QUARTO FLEGREO
E I NAZISTI
MICROSTORIA
DI UNA GUERRA
Documenti ingialliti, si va dai resoconti parlamentari su interrogazioni vecchie di settant'anni fino ai memo militari su basi e armamenti. Indagini fotografiche che 'dissotterrano' - dalle masserie abbandonate fino alle grotte di collina - i rifugi antiaereo del secolo scorso. Infine - forse l'impatto più forte - ci sono i ricordi degli anziani, che del 1943 e del '44, di quei mesi fra l'armistizio di Cassibile e la liberazione di Napoli e del Sud, conservano emozioni intense e aneddoti drammatici. Come nelle parole della signora Fiorentina Di Falco: "Mia madre Giovanna Marano, all'arrivo dei tedeschi, si buttò giù da una siepe per raggiungere il ricovero della masseria 'ncopp o' mont. I tedeschi la videro e scoprirono il nascondiglio, ma non fecero alcuna rappresaglia".
Si presenta così, come una carrellata di microstoria e microstorie, "Quarto 1943", uno studio dell'archeologa Raffaella Iovine con la consulenza di Simon Pocock che sarà presentato sabato 20 maggio alle 17,30 nel comune di Quarto, a nord di Napoli, nel cuore dell'area flegrea, nella chiesa di Santa Maria libera nos a scandalis. La ragione di questo tuffo nel secolo scorso è l'anniversario, ottant'anni, di un episodio centrale della guerra in questi luoghi, l'esplosione del deposito di munizioni di Quarto, appunto.
Ma al di là della causa occasionale, la celebrazione punta a rinverdire la memoria dell'occupazione nazista e della 'tensione precaria', come racconta l'introduzione, 'tra regime fascista e popolazione'. Lo studio nasce sotto il 'patrocinio morale' dell'Anpi di Napoli e del gruppo archeologico dei Campi Flegrei, e meriterebbe sforzi simili in tutti i comuni del Golfo, che prima e dopo le famose Quattro Giornate furono protagonisti, se non di una Resistenza organizzata, certamente di una miriade di atti piccoli e grandi di sabotaggio, di rivolta e di eroismo.
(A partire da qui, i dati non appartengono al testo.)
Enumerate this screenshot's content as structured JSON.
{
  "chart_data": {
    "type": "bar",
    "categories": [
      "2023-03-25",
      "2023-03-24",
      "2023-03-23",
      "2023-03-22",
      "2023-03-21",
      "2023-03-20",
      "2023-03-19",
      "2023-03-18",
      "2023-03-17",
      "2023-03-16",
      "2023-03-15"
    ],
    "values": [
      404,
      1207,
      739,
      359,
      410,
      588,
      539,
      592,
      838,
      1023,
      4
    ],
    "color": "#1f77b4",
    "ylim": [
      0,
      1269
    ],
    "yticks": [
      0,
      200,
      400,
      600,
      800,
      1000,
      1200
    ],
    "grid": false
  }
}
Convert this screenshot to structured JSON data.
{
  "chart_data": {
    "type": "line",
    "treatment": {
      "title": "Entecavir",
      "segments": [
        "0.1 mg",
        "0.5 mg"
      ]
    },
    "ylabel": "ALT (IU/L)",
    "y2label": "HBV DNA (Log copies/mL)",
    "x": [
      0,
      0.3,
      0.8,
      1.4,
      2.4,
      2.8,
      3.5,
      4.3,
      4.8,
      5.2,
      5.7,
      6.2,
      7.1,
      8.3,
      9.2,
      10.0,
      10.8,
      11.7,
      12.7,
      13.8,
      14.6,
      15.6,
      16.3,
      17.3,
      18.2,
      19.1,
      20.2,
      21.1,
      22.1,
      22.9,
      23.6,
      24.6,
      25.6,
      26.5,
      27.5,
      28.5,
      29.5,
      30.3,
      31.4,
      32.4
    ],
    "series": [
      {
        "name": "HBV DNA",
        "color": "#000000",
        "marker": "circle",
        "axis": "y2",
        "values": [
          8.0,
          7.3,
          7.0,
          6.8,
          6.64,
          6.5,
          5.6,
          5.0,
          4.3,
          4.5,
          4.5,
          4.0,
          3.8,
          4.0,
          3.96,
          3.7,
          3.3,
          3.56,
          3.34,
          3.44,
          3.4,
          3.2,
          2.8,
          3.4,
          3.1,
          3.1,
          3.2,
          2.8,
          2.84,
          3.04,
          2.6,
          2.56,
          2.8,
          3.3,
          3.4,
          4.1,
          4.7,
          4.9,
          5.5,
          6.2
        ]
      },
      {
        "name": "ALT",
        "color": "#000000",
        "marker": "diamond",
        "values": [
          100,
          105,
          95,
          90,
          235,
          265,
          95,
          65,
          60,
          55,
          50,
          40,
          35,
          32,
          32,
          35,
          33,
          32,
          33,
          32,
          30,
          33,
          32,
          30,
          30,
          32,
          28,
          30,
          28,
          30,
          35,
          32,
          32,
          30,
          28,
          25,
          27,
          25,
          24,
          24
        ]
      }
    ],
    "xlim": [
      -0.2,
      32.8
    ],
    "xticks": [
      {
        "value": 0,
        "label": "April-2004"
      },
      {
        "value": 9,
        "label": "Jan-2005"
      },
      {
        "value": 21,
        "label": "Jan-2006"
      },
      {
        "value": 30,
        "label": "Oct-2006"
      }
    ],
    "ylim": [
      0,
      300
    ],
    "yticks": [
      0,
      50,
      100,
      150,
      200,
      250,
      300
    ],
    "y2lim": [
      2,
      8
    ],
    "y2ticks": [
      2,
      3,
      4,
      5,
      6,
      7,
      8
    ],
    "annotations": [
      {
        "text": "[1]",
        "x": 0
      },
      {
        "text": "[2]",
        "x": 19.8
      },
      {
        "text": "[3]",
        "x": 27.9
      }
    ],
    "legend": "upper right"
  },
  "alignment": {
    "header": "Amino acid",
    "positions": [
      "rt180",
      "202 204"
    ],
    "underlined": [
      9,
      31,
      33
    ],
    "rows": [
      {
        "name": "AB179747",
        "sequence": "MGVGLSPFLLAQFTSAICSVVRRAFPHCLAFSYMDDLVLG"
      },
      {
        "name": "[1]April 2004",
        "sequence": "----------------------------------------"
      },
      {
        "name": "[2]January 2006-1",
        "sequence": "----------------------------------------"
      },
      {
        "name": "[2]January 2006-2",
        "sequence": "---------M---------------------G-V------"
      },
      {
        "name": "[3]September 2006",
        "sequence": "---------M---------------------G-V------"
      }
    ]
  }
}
"Quarto 1943" racconta la militarizzazione della città di Quarto, che già nella prima guerra mondiale ospitava un deposito di munizioni del Regio esercito, ribattezzato 'La polveriera dei tedeschi' quando il 10 settembre del '43 le forze di Hitler in ritirata lo fecero saltare per sottrarlo agli alleati. E poi il mosaico di chi è ancora vivo, le immagini di quel giorno e di quelli che seguirono; infine le polemiche dopo la guerra sull'opportunità di costruire nuove santabarbara.
Ma soprattutto l'autrice, coadiuvata da altri studiosi, intervista uno a uno, nell'arco di vari anni, chi a quegli eventi è sopravvissuto, e confronta le parole con i non molti documenti che rimangono a raccontare la logistica militare e civile di quei mesi: in particolare la dislocazione delle difese e gli spazi di ricovero antiaereo in grotte nel tufo, ponti e gallerie sotto la Montagna spaccata, l'imponente opera stradale romana che unisce Pozzuoli a Quarto aprendo la strada verso l'Appia e Roma.
Ne esce l'amarcord di gente in balìa della violenza e della guerra, che se fino a un anno fa poteva sembrare lontano da noi adesso, dopo l'aggressione dell'Ucraina, riattualizza quei drammatici ricordi. Come si capisce dal racconto di Giovanni Quaranta: "Antonio De Vivo fu ucciso dai tedeschi nei pressi della scuola Gobetti. Un soldato gli intimò di fermarsi ma lui, non comprendendo il tedesco, si incamminò lo stesso. I tedeschi gli fecero scavare un fosso, poi lo fucilarono." E davvero sembra di sentire le parole degli scampati di Bucha.